By the end of 2021, capital mobilisation in Ho Chi Minh City grew by 7.5 per cent, and loans increased by 10.7 per cent. November saw credit in the region continue to rise at its current pace, with a gain of more than 2 per cent over the previous month. In December, credit in Ho Chi Minh City was 2 per cent more than it was in November.
Bank credit in Ho Chi Minh City surged for the second consecutive month after declining by 0.67 per cent in Q3/2021, indicating an upbeat signal for economic development and the revival of manufacturing activities. Prior to that, bank credit only rose by 0.2 per cent for the course of the whole third quarter of 2020.
On an on-year basis, the slope of M2 money supply and deposit growth peaked last April. It has fallen sharply since then as retail deposits posted almost zero on-month growth. Corporate deposits still had positive growth but were subjected to seasonality.
Viet Dragon Securities Company (VDSC) assessed that the accelerated credit growth in late 2021 came from two factors. The first one is the economic recovery after the reopening of the southern region, indicated by the rebound of macro-indicators regarding manufacturing and retail. The second is the additional credit growth quotas granted to several private commercial banks in the last days of the year. This is in line with the policy stance of the SBV. The central bank has voiced its opposition to credit inflows into high-risk sectors in 2022 as a primary objective of the industry to mitigate market volatility.
“The SBV would continue to maintain a tight grip on loans in risky areas, such as real estate, corporate bonds, build-operator-transfer projects, the securities industry, credit cards, and unsecured loans in 2022,” emphasised Nguyen Thi Hong, Governor of the SBV.

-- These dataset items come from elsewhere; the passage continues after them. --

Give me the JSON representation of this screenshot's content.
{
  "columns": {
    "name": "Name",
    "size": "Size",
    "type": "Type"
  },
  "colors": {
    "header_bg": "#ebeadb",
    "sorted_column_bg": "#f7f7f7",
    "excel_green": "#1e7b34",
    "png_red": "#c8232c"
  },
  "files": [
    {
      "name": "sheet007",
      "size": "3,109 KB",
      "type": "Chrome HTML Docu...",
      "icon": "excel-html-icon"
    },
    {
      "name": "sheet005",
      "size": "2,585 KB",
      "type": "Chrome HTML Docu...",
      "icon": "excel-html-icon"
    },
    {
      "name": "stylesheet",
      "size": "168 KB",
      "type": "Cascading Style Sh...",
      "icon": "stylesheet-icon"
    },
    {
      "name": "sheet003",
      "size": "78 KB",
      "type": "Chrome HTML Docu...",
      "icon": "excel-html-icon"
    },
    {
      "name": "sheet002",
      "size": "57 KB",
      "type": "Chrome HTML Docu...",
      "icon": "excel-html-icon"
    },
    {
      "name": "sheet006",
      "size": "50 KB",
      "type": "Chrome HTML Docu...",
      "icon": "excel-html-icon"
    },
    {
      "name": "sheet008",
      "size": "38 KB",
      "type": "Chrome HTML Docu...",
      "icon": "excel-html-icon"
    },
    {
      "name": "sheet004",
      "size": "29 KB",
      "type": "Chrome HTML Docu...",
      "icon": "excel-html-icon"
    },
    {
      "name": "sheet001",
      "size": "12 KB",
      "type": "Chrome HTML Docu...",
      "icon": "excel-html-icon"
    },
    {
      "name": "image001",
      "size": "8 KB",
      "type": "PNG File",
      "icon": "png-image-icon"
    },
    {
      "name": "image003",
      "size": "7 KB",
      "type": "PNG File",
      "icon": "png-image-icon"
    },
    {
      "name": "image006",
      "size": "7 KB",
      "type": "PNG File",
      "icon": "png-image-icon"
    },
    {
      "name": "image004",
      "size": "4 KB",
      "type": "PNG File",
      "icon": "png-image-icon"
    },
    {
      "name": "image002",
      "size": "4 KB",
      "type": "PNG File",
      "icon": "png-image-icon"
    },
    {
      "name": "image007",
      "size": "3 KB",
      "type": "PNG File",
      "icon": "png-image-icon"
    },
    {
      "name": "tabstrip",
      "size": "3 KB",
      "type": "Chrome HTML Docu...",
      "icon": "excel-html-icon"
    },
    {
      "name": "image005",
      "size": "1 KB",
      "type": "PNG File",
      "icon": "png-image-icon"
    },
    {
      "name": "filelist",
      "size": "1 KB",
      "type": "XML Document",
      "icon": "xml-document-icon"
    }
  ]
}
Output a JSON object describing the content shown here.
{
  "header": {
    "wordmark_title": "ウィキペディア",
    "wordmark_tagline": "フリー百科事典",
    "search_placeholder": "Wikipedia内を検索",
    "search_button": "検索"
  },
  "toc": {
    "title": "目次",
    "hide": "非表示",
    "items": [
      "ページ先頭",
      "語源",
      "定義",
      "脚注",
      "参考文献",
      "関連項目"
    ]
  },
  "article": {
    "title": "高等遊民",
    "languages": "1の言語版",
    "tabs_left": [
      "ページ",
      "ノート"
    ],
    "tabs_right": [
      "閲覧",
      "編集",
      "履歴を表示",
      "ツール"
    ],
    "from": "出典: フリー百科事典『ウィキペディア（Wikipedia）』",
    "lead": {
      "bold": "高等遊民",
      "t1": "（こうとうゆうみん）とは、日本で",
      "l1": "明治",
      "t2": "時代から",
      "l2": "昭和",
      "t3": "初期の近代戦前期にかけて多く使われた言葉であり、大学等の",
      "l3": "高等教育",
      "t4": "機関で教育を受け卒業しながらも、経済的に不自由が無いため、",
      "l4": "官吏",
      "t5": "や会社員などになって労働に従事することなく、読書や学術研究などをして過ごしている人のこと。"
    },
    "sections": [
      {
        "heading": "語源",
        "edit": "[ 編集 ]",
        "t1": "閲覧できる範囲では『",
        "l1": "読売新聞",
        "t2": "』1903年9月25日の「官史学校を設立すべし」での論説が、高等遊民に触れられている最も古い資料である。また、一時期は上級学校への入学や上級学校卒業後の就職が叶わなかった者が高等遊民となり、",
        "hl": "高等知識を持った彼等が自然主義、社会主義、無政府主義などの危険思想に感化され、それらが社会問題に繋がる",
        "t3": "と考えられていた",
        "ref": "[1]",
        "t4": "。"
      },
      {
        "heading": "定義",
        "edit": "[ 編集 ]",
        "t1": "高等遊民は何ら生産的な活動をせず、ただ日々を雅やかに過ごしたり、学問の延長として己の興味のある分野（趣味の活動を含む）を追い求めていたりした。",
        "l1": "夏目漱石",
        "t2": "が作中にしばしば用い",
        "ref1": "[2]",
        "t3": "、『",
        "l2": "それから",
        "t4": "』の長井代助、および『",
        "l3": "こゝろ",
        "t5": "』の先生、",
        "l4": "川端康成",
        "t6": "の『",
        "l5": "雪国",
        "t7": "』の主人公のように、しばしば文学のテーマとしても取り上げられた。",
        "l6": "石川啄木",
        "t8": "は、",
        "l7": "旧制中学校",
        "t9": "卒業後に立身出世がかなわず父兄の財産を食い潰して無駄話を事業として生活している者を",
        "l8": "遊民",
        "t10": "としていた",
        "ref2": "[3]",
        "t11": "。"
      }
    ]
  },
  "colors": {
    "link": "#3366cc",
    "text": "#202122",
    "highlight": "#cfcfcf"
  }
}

“There would be no letup in the scrutiny of speculative real estate and massive, high-risk enterprises,” added Dao Minh Tu, Deputy Governor of the SBV. “The central bank will continue to prioritise and offer favourable mechanisms for the residential real estate industry in order to meet legitimate customer needs.”
In a fresh survey on credit trends of credit institutions conducted by the Department of Forecast and Statistics under the SBV, banks in Vietnam also expect to slightly loosen the overall credit standards and apply them to most main focus fields, such as agriculture and production, in the first six months of 2022.

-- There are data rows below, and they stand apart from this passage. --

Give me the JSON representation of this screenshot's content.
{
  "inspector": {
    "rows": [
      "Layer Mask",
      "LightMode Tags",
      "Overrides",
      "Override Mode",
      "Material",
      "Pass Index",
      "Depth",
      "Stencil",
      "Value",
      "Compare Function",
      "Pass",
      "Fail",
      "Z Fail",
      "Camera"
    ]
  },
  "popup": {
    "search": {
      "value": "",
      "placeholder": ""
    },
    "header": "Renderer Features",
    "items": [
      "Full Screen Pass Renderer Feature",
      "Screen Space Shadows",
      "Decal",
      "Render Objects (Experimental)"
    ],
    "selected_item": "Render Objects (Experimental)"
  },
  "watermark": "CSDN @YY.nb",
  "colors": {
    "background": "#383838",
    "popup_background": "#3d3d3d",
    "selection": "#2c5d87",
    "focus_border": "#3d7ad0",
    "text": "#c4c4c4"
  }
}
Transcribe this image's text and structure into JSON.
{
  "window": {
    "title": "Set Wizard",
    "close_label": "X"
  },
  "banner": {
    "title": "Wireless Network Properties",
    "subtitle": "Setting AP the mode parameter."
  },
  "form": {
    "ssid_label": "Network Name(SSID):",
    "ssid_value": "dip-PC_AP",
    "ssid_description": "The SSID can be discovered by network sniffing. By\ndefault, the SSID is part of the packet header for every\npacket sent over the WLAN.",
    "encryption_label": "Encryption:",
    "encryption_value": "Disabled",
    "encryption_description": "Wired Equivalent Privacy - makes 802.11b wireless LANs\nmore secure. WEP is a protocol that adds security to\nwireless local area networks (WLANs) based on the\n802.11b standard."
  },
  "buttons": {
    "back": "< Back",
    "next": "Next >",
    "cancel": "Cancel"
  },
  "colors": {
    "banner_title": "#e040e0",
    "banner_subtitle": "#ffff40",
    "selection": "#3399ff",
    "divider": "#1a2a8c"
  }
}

Nguyen Dinh Tung, general director of the OCB, noted that credit would rise in 2022 if public investment funds were disbursed promptly and more efficiently. Some major impediments of public divesture should be eliminated as well. “This year, banking loan growth is targeted at 13-14 per cent, and the economy’s attractiveness and capital consumption will strengthen,” he said.

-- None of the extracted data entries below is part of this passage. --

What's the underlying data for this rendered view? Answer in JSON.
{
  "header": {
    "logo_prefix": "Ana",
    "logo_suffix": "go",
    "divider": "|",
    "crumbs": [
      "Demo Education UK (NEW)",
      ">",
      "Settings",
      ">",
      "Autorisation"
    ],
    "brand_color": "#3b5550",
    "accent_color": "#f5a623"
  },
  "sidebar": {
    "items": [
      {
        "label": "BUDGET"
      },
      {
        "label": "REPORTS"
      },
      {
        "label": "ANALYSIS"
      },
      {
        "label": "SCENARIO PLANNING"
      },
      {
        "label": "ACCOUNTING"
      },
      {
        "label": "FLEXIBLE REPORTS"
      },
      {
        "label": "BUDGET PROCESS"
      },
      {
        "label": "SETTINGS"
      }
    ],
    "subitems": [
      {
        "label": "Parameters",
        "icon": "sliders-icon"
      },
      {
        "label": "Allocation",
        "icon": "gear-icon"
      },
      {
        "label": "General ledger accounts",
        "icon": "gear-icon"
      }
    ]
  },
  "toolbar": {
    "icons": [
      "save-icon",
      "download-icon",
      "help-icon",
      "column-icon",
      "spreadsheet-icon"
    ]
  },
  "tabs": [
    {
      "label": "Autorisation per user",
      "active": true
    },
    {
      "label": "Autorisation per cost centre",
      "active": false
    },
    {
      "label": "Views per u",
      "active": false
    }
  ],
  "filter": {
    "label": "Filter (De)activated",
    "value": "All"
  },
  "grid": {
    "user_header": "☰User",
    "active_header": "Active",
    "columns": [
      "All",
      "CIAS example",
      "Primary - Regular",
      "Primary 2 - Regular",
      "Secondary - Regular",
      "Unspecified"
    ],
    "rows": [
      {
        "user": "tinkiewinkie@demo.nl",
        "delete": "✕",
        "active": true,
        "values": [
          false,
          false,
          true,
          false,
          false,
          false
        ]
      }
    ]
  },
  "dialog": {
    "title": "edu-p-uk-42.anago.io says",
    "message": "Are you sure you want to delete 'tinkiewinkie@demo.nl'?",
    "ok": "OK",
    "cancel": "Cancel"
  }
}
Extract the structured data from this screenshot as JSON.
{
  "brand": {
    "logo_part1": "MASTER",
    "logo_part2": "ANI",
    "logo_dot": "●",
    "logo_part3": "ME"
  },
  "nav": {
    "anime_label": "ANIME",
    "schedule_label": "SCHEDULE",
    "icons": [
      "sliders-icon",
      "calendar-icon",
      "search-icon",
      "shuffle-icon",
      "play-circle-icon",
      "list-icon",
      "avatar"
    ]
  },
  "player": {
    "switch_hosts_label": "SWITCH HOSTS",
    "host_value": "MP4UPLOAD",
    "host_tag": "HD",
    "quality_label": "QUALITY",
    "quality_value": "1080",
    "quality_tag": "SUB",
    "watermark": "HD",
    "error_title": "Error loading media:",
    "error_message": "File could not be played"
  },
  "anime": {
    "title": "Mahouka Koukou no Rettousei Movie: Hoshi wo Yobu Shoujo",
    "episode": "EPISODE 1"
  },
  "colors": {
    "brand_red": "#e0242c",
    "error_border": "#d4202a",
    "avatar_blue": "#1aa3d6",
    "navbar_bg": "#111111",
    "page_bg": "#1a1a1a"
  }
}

Regarding 2022, VDSC predicted that business conditions will improve, which will curtail perceived credit risk in the economy and, therefore, boost credit supply and demand. The relief packages play a vital role in securing business confidence, enhancing circulation and cash flow while reducing expected credit losses, depending on the scale, progress and effectiveness of the stimulus and the recovery.
“After the recent congress, the 2022 policy stance will continue to be supportive with intention of injecting more money into the economy, which we believe to be partly through credit growth quota. Combining with sustained liquidity conditions in the short term, we expect robust credit growth in the first half of 2022,” the brokerage emphasised.
Credit growth in the industry is predicted to reach 13-14 per cent, equivalent to the target set by the SBV. However, VDSC foresees significant upside based on inflation and ramifications of the stimulus package, and is prepared for upward adjustment should the rationales become sound.
“In terms of deposits, we anticipate some stability in growth. In 2021 deposit growth was led by corporates, while in 2022, growth is projected to witness a recovery in retail deposits. However, we think corporate deposits will have better performance. Improved circulation backed by expansionary policies is expected to be the pivot point, affecting the slope of growth,” the brokerage stated.